Agora, o estado de negação dos apoiadores do ex-presidente está sendo abastecido com uma nova versão da realidade. Trata-se de afirmar que as reuniões de Bolsonaro com os comandantes militares não tinham nada a ver com golpe, mas com a discussão de atos legítimos, previstos na Constituição, para corrigir uma injustiça cometida pela “imoralidade” de juízes verdadeiramente antidemocráticos. Bolsonaro deu o mote ao afirmar para a multidão reunida na Avenida Paulista, no dia 25 de fevereiro, que estado de sítio não é golpe. “Não é crime falar sobre o que está previsto na Constituição Federal. Você pode discutir e debater tudo o que está na Constituição Federal”, completou Bolsonaro.

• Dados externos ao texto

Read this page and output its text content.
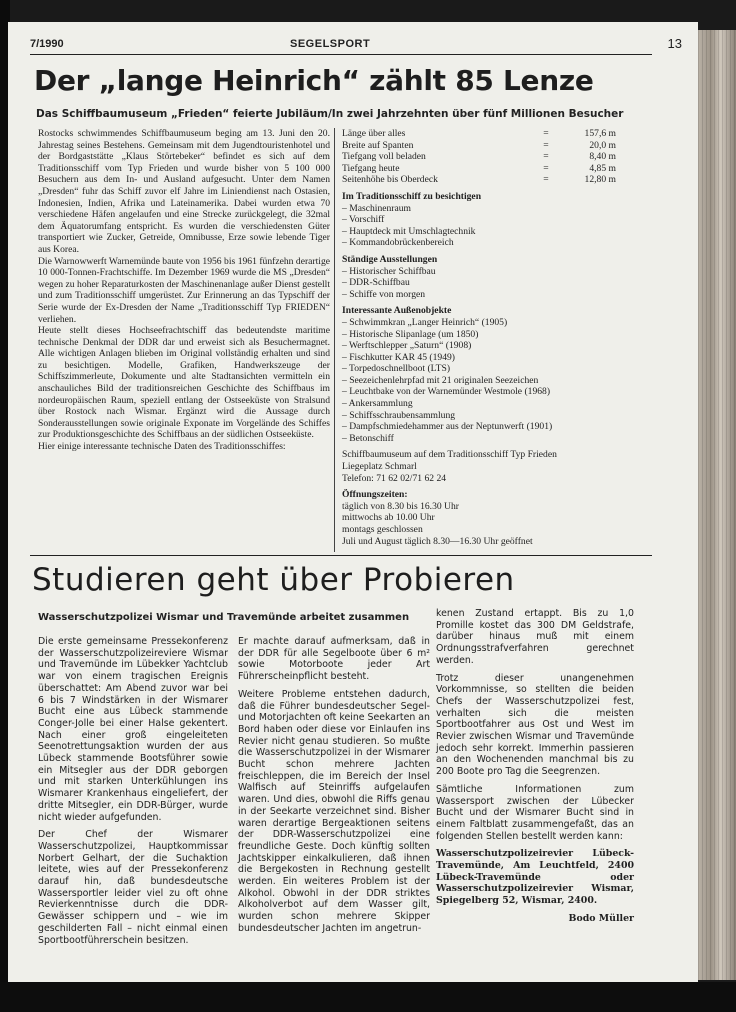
7/1990	SEGELSPORT	13
Der „lange Heinrich“ zählt 85 Lenze
Das Schiffbaumuseum „Frieden“ feierte Jubiläum/In zwei Jahrzehnten über fünf Millionen Besucher

Rostocks schwimmendes Schiffbaumuseum beging am 13. Juni den 20. Jahrestag seines Bestehens. Gemeinsam mit dem Jugendtouristenhotel und der Bordgaststätte „Klaus Störtebeker“ befindet es sich auf dem Traditionsschiff vom Typ Frieden und wurde bisher von 5 100 000 Besuchern aus dem In- und Ausland aufgesucht. Unter dem Namen „Dresden“ fuhr das Schiff zuvor elf Jahre im Liniendienst nach Ostasien, Indonesien, Indien, Afrika und Lateinamerika. Dabei wurden etwa 70 verschiedene Häfen angelaufen und eine Strecke zurückgelegt, die 32mal dem Äquatorumfang entspricht. Es wurden die verschiedensten Güter transportiert wie Zucker, Getreide, Omnibusse, Erze sowie lebende Tiger aus Korea.

Die Warnowwerft Warnemünde baute von 1956 bis 1961 fünfzehn derartige 10 000-Tonnen-Frachtschiffe. Im Dezember 1969 wurde die MS „Dresden“ wegen zu hoher Reparaturkosten der Maschinenanlage außer Dienst gestellt und zum Traditionsschiff umgerüstet. Zur Erinnerung an das Typschiff der Serie wurde der Ex-Dresden der Name „Traditionsschiff Typ FRIEDEN“ verliehen.

Heute stellt dieses Hochseefrachtschiff das bedeutendste maritime technische Denkmal der DDR dar und erweist sich als Besuchermagnet. Alle wichtigen Anlagen blieben im Original vollständig erhalten und sind zu besichtigen. Modelle, Grafiken, Handwerkszeuge der Schiffszimmerleute, Dokumente und alte Stadtansichten vermitteln ein anschauliches Bild der traditionsreichen Geschichte des Schiffbaus im nordeuropäischen Raum, speziell entlang der Ostseeküste von Stralsund über Rostock nach Wismar. Ergänzt wird die Aussage durch Sonderausstellungen sowie originale Exponate im Vorgelände des Schiffes zur Produktionsgeschichte des Schiffbaus an der südlichen Ostseeküste.

Hier einige interessante technische Daten des Traditionsschiffes:

Länge über alles	=	157,6 m
Breite auf Spanten	=	20,0 m
Tiefgang voll beladen	=	8,40 m
Tiefgang heute	=	4,85 m
Seitenhöhe bis Oberdeck	=	12,80 m
Im Traditionsschiff zu besichtigen
– Maschinenraum
– Vorschiff
– Hauptdeck mit Umschlagtechnik
– Kommandobrückenbereich
Ständige Ausstellungen
– Historischer Schiffbau
– DDR-Schiffbau
– Schiffe von morgen
Interessante Außenobjekte
– Schwimmkran „Langer Heinrich“ (1905)
– Historische Slipanlage (um 1850)
– Werftschlepper „Saturn“ (1908)
– Fischkutter KAR 45 (1949)
– Torpedoschnellboot (LTS)
– Seezeichenlehrpfad mit 21 originalen Seezeichen
– Leuchtbake von der Warnemünder Westmole (1968)
– Ankersammlung
– Schiffsschraubensammlung
– Dampfschmiedehammer aus der Neptunwerft (1901)
– Betonschiff
Schiffbaumuseum auf dem Traditionsschiff Typ Frieden
Liegeplatz Schmarl
Telefon: 71 62 02/71 62 24
Öffnungszeiten:
täglich von 8.30 bis 16.30 Uhr
mittwochs ab 10.00 Uhr
montags geschlossen
Juli und August täglich 8.30—16.30 Uhr geöffnet
Studieren geht über Probieren
Wasserschutzpolizei Wismar und Travemünde arbeitet zusammen

Die erste gemeinsame Pressekonferenz der Wasserschutzpolizeireviere Wismar und Travemünde im Lübekker Yachtclub war von einem tragischen Ereignis überschattet: Am Abend zuvor war bei 6 bis 7 Windstärken in der Wismarer Bucht eine aus Lübeck stammende Conger-Jolle bei einer Halse gekentert. Nach einer groß eingeleiteten Seenotrettungsaktion wurden der aus Lübeck stammende Bootsführer sowie ein Mitsegler aus der DDR geborgen und mit starken Unterkühlungen ins Wismarer Krankenhaus eingeliefert, der dritte Mitsegler, ein DDR-Bürger, wurde nicht wieder aufgefunden.

Der Chef der Wismarer Wasserschutzpolizei, Hauptkommissar Norbert Gelhart, der die Suchaktion leitete, wies auf der Pressekonferenz darauf hin, daß bundesdeutsche Wassersportler leider viel zu oft ohne Revierkenntnisse durch die DDR-Gewässer schippern und – wie im geschilderten Fall – nicht einmal einen Sportbootführerschein besitzen.

Er machte darauf aufmerksam, daß in der DDR für alle Segelboote über 6 m² sowie Motorboote jeder Art Führerscheinpflicht besteht.

Weitere Probleme entstehen dadurch, daß die Führer bundesdeutscher Segel- und Motorjachten oft keine Seekarten an Bord haben oder diese vor Einlaufen ins Revier nicht genau studieren. So mußte die Wasserschutzpolizei in der Wismarer Bucht schon mehrere Jachten freischleppen, die im Bereich der Insel Walfisch auf Steinriffs aufgelaufen waren. Und dies, obwohl die Riffs genau in der Seekarte verzeichnet sind. Bisher waren derartige Bergeaktionen seitens der DDR-Wasserschutzpolizei eine freundliche Geste. Doch künftig sollten Jachtskipper einkalkulieren, daß ihnen die Bergekosten in Rechnung gestellt werden. Ein weiteres Problem ist der Alkohol. Obwohl in der DDR striktes Alkoholverbot auf dem Wasser gilt, wurden schon mehrere Skipper bundesdeutscher Jachten im angetrun-

kenen Zustand ertappt. Bis zu 1,0 Promille kostet das 300 DM Geldstrafe, darüber hinaus muß mit einem Ordnungsstrafverfahren gerechnet werden.

Trotz dieser unangenehmen Vorkommnisse, so stellten die beiden Chefs der Wasserschutzpolizei fest, verhalten sich die meisten Sportbootfahrer aus Ost und West im Revier zwischen Wismar und Travemünde jedoch sehr korrekt. Immerhin passieren an den Wochenenden manchmal bis zu 200 Boote pro Tag die Seegrenzen.

Sämtliche Informationen zum Wassersport zwischen der Lübecker Bucht und der Wismarer Bucht sind in einem Faltblatt zusammengefaßt, das an folgenden Stellen bestellt werden kann:

Wasserschutzpolizeirevier Lübeck-Travemünde, Am Leuchtfeld, 2400 Lübeck-Travemünde oder Wasserschutzpolizeirevier Wismar, Spiegelberg 52, Wismar, 2400.

Bodo Müller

Entre a eleição e a posse de Lula, houve entre os golpistas uma tentativa de forjar fatos para que a anulação do resultado da eleição aparentasse ocorrer “dentro das quatro linhas da Constituição”, jargão usado de forma recorrente por Bolsonaro. Mas se isso não fosse possível, “vai ser fora das quatro linhas, mesmo”, conforme disse Laércio Vergílio, general reformado do Exército, em mensagem de áudio encontrada pela PF.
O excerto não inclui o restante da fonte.